I clicked more links connected to her name and found out she graduated from CalArts two years ago. Which would make her twenty-four. “Gotcha!” I smiled and called Thursday.

“Hey! What’s up?” she said. Like Sharita, she sounded a little too excited to get my call.

“Yo, I’m about to text you an address for this event I want to go to. Meet me there at eight, okay?”

“For what?” she asked, sounding a little less excited to be on the phone with me now.

“Does it matter? It’s free, and it’s not like you have a job or anything.”

“I’ve learned to ask questions,” she answered dryly. “The last time I met you no-questions-asked, I woke up in a closet in some random RISD dorm room.”

“It was a couple of tabs of ecstasy,” I said. “You always tell that story like I let you get roofied or something.”

“Are you going to explain what the event is or not?”

“It’s an art show. You’ll like it.”

“Does this have anything to do with The One?” She took my answering silence as a confirmation. “Oh my God, why are you like Wile E. Coyote with this ex, forever hatching questionable plans to get her back?”

“I’m so close. Okay? Closer than I’ve ever been before. This isn’t the usual bullshit—”

“I worry that you’re always doing this stuff to win her back when she’s not doing anything to get you back. It’s kind of like what Davie Farrell says about applying the golden rule to love. Shouldn’t both of you be trying to make this relationship work?

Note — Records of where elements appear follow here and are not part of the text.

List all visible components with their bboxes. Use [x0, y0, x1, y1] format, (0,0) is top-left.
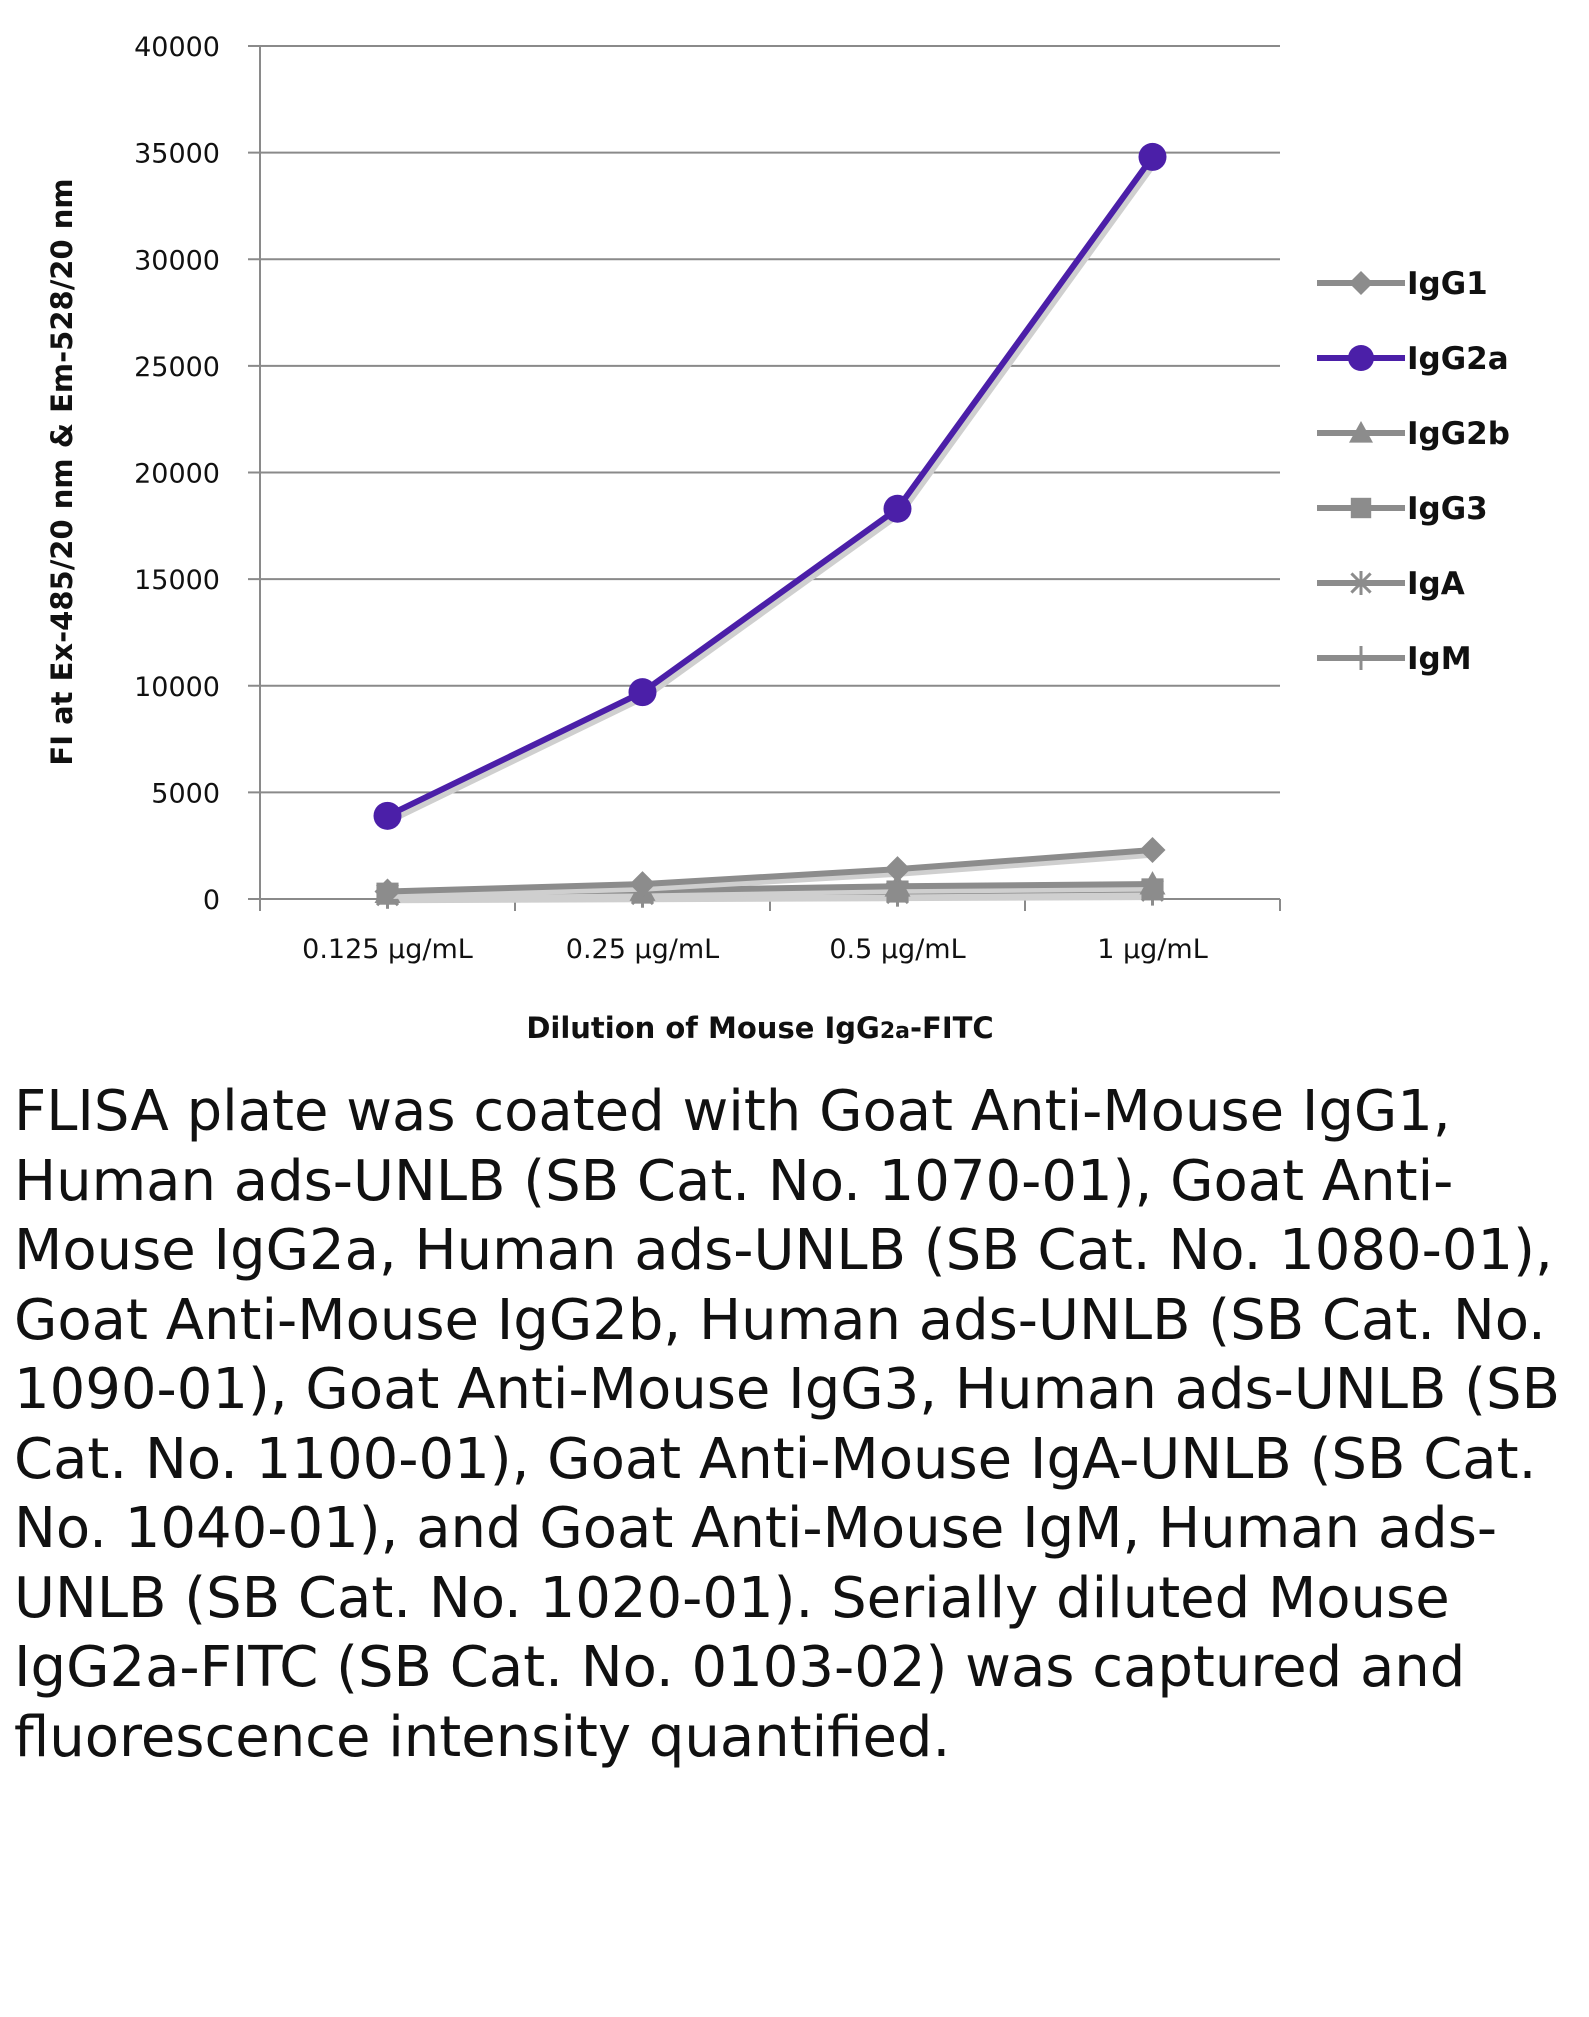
- x-tick-label: 0.25 µg/mL: [566, 934, 719, 965]
- chart: 0 5000 10000 15000 20000 25000 30000 35000 40000…: [45, 32, 1510, 1045]
- y-tick-label: 10000: [134, 672, 220, 703]
- data-point-IgG1: [374, 878, 401, 905]
- x-tick-label: 0.5 µg/mL: [829, 934, 965, 965]
- legend-item-IgG3: IgG3: [1317, 491, 1488, 527]
- marker-shape: [1349, 421, 1373, 443]
- legend-label: IgM: [1407, 641, 1472, 677]
- data-point-IgG2b: [1139, 871, 1166, 895]
- y-tick-label: 15000: [134, 565, 220, 596]
- marker-shape: [1139, 836, 1166, 863]
- x-tick-label: 0.125 µg/mL: [302, 934, 473, 965]
- marker-asterisk: [1350, 571, 1372, 595]
- x-axis-label-pre: Dilution of Mouse IgG: [526, 1011, 880, 1045]
- legend-item-IgG1: IgG1: [1317, 266, 1488, 302]
- series-IgG2a: [373, 142, 1167, 830]
- legend-label: IgG1: [1407, 266, 1488, 302]
- x-axis-label-sub: 2a: [880, 1019, 910, 1044]
- legend-item-IgA: IgA: [1317, 566, 1465, 602]
- figure-caption: FLISA plate was coated with Goat Anti-Mo…: [14, 1079, 1560, 1770]
- legend-item-IgG2b: IgG2b: [1317, 416, 1510, 452]
- y-tick-labels: 0 5000 10000 15000 20000 25000 30000 35000 40000: [134, 32, 220, 916]
- series-group: [373, 142, 1167, 909]
- y-axis-label: FI at Ex-485/20 nm & Em-528/20 nm: [45, 178, 79, 765]
- marker-triangle: [1349, 421, 1373, 443]
- marker-shape: [883, 494, 912, 523]
- series-IgG1: [374, 836, 1166, 905]
- series-shadow: [390, 850, 1156, 900]
- data-point-IgG2a: [1138, 142, 1167, 171]
- axes: [248, 45, 1281, 911]
- marker-shape: [884, 856, 911, 883]
- marker-shape: [1350, 497, 1372, 519]
- legend-label: IgA: [1407, 566, 1465, 602]
- y-tick-label: 30000: [134, 245, 220, 276]
- series-line: [387, 846, 1153, 895]
- data-point-IgG1: [884, 856, 911, 883]
- series-line: [386, 155, 1155, 819]
- series-shadow: [388, 158, 1159, 823]
- y-tick-label: 20000: [134, 459, 220, 490]
- marker-shape: [629, 871, 656, 898]
- legend: IgG1 IgG2a IgG2b IgG3 IgA IgM: [1317, 266, 1510, 677]
- x-axis-label: Dilution of Mouse IgG2a-FITC: [526, 1011, 993, 1045]
- marker-shape: [1349, 271, 1373, 295]
- data-point-IgG2a: [883, 494, 912, 523]
- marker-diamond: [1349, 271, 1373, 295]
- legend-label: IgG2b: [1407, 416, 1510, 452]
- data-point-IgG1: [1139, 836, 1166, 863]
- y-tick-label: 25000: [134, 352, 220, 383]
- marker-shape: [884, 873, 911, 897]
- series-shadow: [390, 884, 1156, 901]
- marker-shape: [1348, 345, 1374, 371]
- marker-shape: [1139, 871, 1166, 895]
- marker-shape: [1138, 142, 1167, 171]
- y-tick-label: 40000: [134, 32, 220, 63]
- data-point-IgG2a: [628, 678, 657, 707]
- marker-shape: [373, 801, 402, 830]
- x-tick-labels: 0.125 µg/mL 0.25 µg/mL 0.5 µg/mL 1 µg/mL: [302, 934, 1208, 965]
- x-tick-label: 1 µg/mL: [1097, 934, 1208, 965]
- legend-item-IgM: IgM: [1317, 641, 1472, 677]
- gridlines: [260, 45, 1280, 794]
- legend-label: IgG3: [1407, 491, 1488, 527]
- y-tick-label: 5000: [151, 778, 220, 809]
- data-point-IgG2a: [373, 801, 402, 830]
- data-point-IgG2b: [884, 873, 911, 897]
- marker-shape: [628, 678, 657, 707]
- x-axis-label-post: -FITC: [910, 1011, 994, 1045]
- marker-square: [1350, 497, 1372, 519]
- legend-label: IgG2a: [1407, 341, 1509, 377]
- legend-item-IgG2a: IgG2a: [1317, 341, 1509, 377]
- marker-shape: [374, 878, 401, 905]
- y-tick-label: 35000: [134, 139, 220, 170]
- data-point-IgG1: [629, 871, 656, 898]
- marker-circle: [1348, 345, 1374, 371]
- y-tick-label: 0: [203, 885, 220, 916]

Why are you always the only one trying to get back together?”

“Thursday … don’t. I don’t want to have this argument with you again. Just be cool and meet me, okay?”

“Okay, I’ll come. But only because it’s free, and also because I’m bored to death and sadly have nothing better to do,” she said. “But I want to go on record as not approving of this latest plan to get with a woman who obviously doesn’t appreciate you the way you appreciate her.”

“Fine,” I say. “Whatever. See you at eight.”

July 2011

I tell you what, I believe in Karma. So no matter who pisses you off, or who you have to dump, try to be as upstanding a dating citizen as you can be. And definitely don’t scheme. Take it from me, schemes are no good, and even the cleverest ones will eventually bite you in the butt.


The Awesome Girl’s Guide to Dating Extraordinary Men
by Davie Farrell

RISA

W
ell, that was easy.

That’s what I think after I get the call that I’ve been invited along on Gravestone’s “Hide Your Frat Boys” tour as a “special guest” of Ipso! Facto!